Sia il corrispondente di Le Monde che l’Afp (l’Agence France Presse) parlano di “sultanato elettorale”, che, nel gergo politico russo, identifica le regioni in cui i brogli elettorali più grossolani sono praticati sfacciatamente e impunemente, “senza alcuna preoccupazione per la verosimiglianza o la discrezione e che costituiscono un serbatoio di voci quasi inesauribile per il Cremlino. Tatarstan, Kemerovo, Saratov, Caucaso del Nord, Mordovia, Tuva: in tutti questi territori, la partecipazione come i punteggi assegnati ai candidati del potere, indipendentemente dal tipo di voto, superano sistematicamente l’80 per cento o addirittura sfiorano il 100 per cento”. L’analisi del voto è disarmante, la lettura dei risultati dettagliati addirittura un trionfo della manipolazione, dell’inganno, dell’arroganza.

Mai come in passato, dove pure in altre analoghe circostanze le denunce di brogli sistematici (di cui Alexei Navalny fu il più implacabile Torquemada) raccontavano di elezioni farlocche, stavolta si è andati spudoratamente oltre ogni immaginazione. Di fatto, tutta la Russia è diventata un’immenso “sultanato elettorale”: “Senza nemmeno menzionare le condizioni di organizzazione del voto (oppositori fittizi, media sotto controllo, clima repressivo, intere fasce della popolazione costrette a votare…) o i risultati del voto elettronico, scatola nera impossibile da analizzare, la frode nei seggi elettorali sembra aver raggiunto livelli inediti”, è il commento dei media non allineati a Mosca (le cui redazioni sono in esilio, ma i cui collaboratori riescono, sfidando il regime, a lavorare sul territorio correndo rischi fortissimi).

Le testimonianze non risparmiano nessuna regione, nemmeno la stessa Mosca, dove le autorità in precedenza cercavano di evitare brogli esagerati, intervenendo con una certa discrezione. Stavolta, la lunga manita del Cremlino non ha esitato a truccare i dati. Un esempio clamoroso è quello che riguarda il quartiere Danilovskij, nel sud della capitale. Una zona nota per il suo mercato coperto a prezzi esorbitanti, abitato da gente piuttosto benestante e istruita, più culturalmente attrezzata a non farsi plagiare dalla propaganda governativa. Nei seggi elettorali dove gli osservatori indipendenti sono riusciti a farsi registrare, il dato di Vladimir Putin si è stabilizzato intorno al 60 per cento. In quattro uffici dove erano assenti ha raggiunto il 99 per cento.

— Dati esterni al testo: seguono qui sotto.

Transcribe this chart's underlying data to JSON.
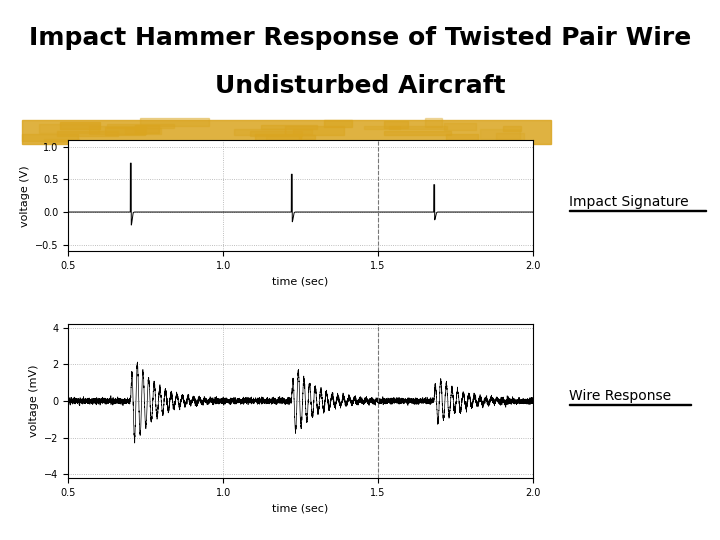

La città di Shebekino, 44mila abitanti nella regione di Belgorod, ha fatto meglio: in uno dei seggi elettorali di questa località regolarmente bombardata dalle forze ucraine, la partecipazione è stata (inverosimilmente) del 100 per cento per un voto del 100 per cento a favore di Putin. Persino la Cecenia impallidisce al suo confronto – nota roccaforte dei brogli già denunciati a suo tempo da coraggiosi giornalisti, come Anna Politkovskaja, che hanno pagato con la vita le loro denunce – con il suo pur ragguardevole 98,99 per cento a favore dell’ineffabile Putin, una percentuale che si ripete di elezione in elezione con una costanza che ha dell’incredibile…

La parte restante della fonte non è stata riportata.